Germaine Krull

A photographer of great breadth.


Self portrait, 1925. Click to go to Amazon US. I get no payment if you do that.

I have written before of my distaste for the term ‘Woman photographer’. How gender has anything to do with the quality of the work beats me and, were I a woman, I would feel mightily offended to be included in a show of ‘Women photographers’, for that would suggest I needed gender bias as an excuse for avoiding honest competition with my male peers.

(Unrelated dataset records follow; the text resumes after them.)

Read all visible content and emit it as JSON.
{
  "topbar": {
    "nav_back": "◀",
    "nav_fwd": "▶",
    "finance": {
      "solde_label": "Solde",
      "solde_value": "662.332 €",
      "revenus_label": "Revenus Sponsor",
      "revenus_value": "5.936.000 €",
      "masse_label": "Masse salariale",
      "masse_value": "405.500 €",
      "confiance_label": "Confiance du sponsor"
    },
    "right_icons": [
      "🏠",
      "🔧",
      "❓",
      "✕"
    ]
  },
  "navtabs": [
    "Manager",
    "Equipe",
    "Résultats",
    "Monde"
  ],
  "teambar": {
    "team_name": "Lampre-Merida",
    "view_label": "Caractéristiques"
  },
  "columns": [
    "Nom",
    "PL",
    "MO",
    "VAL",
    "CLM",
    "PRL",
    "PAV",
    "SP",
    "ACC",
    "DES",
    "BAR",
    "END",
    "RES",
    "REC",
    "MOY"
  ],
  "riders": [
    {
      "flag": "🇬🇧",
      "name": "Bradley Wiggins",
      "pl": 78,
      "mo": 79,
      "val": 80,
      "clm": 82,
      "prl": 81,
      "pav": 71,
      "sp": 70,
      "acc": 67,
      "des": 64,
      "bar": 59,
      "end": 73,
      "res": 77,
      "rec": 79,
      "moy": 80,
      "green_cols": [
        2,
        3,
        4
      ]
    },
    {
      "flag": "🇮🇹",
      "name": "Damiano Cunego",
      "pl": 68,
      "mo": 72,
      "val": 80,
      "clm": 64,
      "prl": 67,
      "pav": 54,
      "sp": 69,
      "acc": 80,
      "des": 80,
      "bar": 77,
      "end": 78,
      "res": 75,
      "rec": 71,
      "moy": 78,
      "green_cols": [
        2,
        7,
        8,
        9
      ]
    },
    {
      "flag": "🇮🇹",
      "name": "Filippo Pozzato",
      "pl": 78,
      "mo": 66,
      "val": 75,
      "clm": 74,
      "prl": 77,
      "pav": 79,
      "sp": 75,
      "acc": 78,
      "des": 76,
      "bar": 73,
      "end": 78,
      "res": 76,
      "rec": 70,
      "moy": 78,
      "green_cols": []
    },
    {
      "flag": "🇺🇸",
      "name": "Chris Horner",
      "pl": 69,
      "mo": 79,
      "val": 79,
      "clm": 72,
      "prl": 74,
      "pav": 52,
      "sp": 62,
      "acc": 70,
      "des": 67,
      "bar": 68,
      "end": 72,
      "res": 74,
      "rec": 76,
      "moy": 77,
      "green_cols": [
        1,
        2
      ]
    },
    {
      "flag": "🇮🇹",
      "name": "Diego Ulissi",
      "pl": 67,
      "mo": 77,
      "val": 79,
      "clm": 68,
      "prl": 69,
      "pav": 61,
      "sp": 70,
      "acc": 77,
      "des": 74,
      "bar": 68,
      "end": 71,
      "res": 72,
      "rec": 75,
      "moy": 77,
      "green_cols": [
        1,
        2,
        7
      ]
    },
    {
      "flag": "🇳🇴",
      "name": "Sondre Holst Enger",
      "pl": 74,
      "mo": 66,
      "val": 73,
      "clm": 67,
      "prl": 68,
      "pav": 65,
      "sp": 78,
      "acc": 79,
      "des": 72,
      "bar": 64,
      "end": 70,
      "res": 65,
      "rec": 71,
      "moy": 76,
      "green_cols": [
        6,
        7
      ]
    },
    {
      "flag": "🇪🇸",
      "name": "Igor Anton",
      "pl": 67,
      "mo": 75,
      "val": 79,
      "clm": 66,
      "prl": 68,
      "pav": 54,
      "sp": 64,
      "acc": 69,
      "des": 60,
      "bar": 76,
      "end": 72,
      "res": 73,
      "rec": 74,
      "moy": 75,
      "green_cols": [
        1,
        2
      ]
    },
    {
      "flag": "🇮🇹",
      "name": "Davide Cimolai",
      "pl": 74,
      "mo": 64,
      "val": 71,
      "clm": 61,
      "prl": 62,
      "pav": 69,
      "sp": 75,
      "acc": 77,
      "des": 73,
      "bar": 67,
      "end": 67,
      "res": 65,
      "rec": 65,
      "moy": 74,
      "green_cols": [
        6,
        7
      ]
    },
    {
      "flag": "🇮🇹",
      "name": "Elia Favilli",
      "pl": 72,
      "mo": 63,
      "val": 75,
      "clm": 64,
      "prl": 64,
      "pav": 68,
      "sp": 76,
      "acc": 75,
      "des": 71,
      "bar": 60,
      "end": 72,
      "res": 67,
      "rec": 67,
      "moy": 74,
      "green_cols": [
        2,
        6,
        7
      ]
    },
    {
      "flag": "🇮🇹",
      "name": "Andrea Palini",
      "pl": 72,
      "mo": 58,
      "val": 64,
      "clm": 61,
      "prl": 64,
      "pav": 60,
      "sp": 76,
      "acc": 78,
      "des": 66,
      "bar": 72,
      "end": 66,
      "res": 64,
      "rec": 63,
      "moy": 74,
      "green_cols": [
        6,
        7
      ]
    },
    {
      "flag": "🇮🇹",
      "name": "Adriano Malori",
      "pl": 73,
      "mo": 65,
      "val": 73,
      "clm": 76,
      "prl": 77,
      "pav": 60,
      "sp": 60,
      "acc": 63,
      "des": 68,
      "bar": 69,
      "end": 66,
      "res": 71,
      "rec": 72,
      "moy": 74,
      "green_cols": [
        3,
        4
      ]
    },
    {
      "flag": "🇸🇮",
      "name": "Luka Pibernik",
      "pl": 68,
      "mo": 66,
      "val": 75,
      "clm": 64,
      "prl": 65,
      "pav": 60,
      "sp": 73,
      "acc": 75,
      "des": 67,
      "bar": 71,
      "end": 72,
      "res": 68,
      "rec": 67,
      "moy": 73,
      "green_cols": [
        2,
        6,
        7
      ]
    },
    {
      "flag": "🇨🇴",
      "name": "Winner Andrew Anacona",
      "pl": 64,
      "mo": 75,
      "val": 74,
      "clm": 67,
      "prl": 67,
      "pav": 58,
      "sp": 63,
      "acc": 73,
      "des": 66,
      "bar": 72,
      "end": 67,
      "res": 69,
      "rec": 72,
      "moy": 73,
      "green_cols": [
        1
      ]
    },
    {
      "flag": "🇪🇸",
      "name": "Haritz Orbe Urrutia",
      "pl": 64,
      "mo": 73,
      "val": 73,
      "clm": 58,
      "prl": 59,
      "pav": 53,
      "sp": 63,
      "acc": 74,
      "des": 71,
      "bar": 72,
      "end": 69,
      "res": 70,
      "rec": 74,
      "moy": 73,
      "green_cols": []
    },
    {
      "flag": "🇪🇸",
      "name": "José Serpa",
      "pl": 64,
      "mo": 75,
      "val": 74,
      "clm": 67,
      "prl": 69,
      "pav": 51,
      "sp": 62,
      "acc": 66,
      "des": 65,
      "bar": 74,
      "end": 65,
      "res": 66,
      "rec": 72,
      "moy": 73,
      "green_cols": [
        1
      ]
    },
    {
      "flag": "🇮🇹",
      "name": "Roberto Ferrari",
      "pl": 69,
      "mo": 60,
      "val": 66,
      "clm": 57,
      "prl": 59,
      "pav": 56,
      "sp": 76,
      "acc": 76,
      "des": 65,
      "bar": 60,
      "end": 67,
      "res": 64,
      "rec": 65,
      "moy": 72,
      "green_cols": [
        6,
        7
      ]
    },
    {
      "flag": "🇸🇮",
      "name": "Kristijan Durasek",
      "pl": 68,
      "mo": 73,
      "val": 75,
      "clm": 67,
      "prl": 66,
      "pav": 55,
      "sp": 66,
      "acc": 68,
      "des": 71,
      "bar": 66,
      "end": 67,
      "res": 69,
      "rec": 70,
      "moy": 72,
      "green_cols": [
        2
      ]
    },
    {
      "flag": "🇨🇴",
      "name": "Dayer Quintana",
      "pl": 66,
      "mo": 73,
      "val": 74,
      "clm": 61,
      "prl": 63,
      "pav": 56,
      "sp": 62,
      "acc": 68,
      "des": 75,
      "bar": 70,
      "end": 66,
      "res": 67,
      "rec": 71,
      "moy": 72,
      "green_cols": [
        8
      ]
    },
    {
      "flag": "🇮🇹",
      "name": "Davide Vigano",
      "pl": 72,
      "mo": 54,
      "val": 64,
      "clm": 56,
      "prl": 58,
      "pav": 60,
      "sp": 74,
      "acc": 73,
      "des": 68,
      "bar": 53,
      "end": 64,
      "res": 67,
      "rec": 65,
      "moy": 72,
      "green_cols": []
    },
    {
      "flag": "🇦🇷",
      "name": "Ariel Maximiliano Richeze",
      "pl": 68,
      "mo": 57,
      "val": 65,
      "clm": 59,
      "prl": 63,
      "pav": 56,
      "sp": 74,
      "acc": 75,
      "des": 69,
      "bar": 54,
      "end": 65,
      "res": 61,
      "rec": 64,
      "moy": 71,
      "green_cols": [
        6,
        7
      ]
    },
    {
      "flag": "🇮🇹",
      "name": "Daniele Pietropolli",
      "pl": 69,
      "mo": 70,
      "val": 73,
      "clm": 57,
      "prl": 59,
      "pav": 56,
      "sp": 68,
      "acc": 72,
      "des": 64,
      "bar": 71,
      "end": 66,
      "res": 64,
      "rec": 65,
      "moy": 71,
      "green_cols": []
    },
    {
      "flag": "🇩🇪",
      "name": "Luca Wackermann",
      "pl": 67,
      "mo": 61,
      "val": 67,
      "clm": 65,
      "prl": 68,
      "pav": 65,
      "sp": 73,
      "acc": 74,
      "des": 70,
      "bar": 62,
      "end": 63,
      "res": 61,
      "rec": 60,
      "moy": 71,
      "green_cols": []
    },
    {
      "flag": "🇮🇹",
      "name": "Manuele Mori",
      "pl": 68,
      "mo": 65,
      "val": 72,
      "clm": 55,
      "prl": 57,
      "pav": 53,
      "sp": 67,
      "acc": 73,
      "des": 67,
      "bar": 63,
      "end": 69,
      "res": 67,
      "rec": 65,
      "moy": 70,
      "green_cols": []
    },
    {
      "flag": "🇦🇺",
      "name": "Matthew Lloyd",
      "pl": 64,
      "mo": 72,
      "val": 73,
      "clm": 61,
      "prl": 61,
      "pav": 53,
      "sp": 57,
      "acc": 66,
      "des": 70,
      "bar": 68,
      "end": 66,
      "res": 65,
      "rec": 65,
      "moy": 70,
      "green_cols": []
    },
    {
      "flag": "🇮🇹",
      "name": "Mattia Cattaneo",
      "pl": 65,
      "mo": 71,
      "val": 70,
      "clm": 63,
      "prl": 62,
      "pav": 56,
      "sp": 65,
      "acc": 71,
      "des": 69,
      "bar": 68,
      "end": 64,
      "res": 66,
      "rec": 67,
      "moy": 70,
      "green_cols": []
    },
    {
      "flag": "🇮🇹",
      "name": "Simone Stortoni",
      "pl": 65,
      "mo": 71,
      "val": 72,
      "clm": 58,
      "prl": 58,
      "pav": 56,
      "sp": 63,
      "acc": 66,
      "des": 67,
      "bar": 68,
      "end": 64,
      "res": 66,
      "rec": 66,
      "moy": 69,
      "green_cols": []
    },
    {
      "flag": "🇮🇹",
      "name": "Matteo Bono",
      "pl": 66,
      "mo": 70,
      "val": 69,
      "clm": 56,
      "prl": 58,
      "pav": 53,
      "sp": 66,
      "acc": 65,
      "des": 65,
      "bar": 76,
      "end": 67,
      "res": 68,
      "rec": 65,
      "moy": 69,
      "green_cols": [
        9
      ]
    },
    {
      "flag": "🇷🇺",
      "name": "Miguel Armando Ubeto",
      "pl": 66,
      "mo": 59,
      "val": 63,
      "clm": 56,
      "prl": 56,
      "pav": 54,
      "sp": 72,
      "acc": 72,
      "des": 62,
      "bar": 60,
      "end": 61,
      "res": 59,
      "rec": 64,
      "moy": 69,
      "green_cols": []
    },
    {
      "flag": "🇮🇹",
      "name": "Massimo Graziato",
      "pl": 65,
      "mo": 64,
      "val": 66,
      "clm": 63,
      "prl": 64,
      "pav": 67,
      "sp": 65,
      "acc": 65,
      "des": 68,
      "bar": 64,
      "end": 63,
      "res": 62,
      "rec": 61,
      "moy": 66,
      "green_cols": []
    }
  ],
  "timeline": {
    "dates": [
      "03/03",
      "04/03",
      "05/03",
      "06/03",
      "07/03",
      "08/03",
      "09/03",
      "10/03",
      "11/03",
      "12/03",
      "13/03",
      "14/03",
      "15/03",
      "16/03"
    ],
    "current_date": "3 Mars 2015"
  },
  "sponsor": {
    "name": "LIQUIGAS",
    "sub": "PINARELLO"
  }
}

Germaine Krull needs no such gender-specific excuse for her work, much of it in the 1920-1939 period, is as good as it gets. Looking at her images you can see that Cartier-Bresson studied them as a child because he takes over where she left off, many of his early snaps from the 1930s bearing a striking resemblance to Krull’s work. Reportage is a dominant theme, but reportage with a strong eye for composition and drama.

If you click through to the Amazon link, above, be sure to look through the ‘Look Inside’ section where a truly amazing selection of images is reproduced. If you like what you see, buy the book which comes along with a scholarly biography, as you might expect of MIT, the publisher. What MIT is doing publishing a monograph on a great photographer beats me, but we should all be grateful that their massive endowment is being put to good use. It beats export of intellectual property to China, through all those ‘guest’ students from Beijing busy scurrying off with our technologies.


Place de l’Etoile, 1926.


Eiffel Tower, 1926.


Cocteau, 1930.


Woman in a slip, ND

Krull’s natural sensibility was that of a liberal and it shows in her work. Quite how anyone claiming to be ‘conservative’ can ever take good pictures of people mystifies me. In fact I challenge you to name one good conservative worker in the genre. What would they do – go to the mansions of plutocrats to picture them with all their possession in the manner of suck-ups like Slim Aarons?

The Krull book is expensive but Amazon lists any number of used ones for much less, which is how I bought mine.